Event Time and Location: Wednesday, September 27, 2017, 3PM, Steinman Hall 402
George McConnell, PhD (Stevens Institute of Technology), Why Random Patterns of Deep Brain Stimulation Less Effectively Treat Parkinson’s Disease: Insights from In Vivo Studies
Abstract: Deep Brain Stimulation (DBS) of the subthalamic nucleus effectively treats several motor symptoms of Parkinson’s disease (PD), however, the mechanisms of action of DBS are unknown. Random temporal patterns of DBS are less effective than regular DBS, but the neural basis for this dependence on temporal pattern of stimulation is unclear. We quantified behavior and single-unit neuronal activity in parkinsonian rats to test the hypothesis that the ineffectiveness of irregular DBS is caused by a failure to mask low-frequency oscillatory activity.

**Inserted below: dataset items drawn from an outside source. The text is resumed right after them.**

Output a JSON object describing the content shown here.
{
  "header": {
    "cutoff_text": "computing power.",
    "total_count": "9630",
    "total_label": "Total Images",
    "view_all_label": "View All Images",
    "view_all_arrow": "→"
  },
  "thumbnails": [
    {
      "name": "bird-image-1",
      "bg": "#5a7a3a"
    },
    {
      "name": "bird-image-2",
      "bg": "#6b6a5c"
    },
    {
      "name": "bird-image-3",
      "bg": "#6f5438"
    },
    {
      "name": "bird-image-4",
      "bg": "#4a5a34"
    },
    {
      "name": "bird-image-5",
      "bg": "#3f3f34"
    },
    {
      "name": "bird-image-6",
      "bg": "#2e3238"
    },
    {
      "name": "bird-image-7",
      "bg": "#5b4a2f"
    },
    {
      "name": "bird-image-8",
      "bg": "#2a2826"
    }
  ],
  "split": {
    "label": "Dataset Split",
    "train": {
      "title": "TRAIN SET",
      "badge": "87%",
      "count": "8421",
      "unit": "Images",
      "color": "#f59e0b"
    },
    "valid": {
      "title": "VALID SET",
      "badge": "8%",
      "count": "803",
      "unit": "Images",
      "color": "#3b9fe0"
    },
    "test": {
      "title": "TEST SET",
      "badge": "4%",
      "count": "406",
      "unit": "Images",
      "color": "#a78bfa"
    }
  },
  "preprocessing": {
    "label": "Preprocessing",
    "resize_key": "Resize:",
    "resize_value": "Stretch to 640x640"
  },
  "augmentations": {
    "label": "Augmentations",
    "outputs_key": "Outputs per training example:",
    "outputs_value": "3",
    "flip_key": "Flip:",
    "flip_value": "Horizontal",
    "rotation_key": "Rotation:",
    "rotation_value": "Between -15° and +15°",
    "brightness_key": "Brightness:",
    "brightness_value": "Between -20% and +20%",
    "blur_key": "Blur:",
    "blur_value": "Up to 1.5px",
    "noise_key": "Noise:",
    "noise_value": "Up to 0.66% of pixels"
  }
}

Irregular DBS relieved symptoms less effectively than regular DBS, even when delivered at a high average rate. The reduced effectiveness of random DBS paralleled a failure to suppress low-frequency oscillatory activity and suggest that long pauses during random DBS are responsible for the reduced effectiveness, because these pauses enable the propagation of low-frequency oscillatory activity. These results demonstrate a correlation between efficacy of DBS, temporal regularity of stimulus trains, and changes in neuronal oscillatory activity in the basal ganglia, highlighting the importance of considering temporal patterns – as opposed to simply the rate – of both stimulation and neuronal firing in studying the mechanisms of DBS for neurological disorders.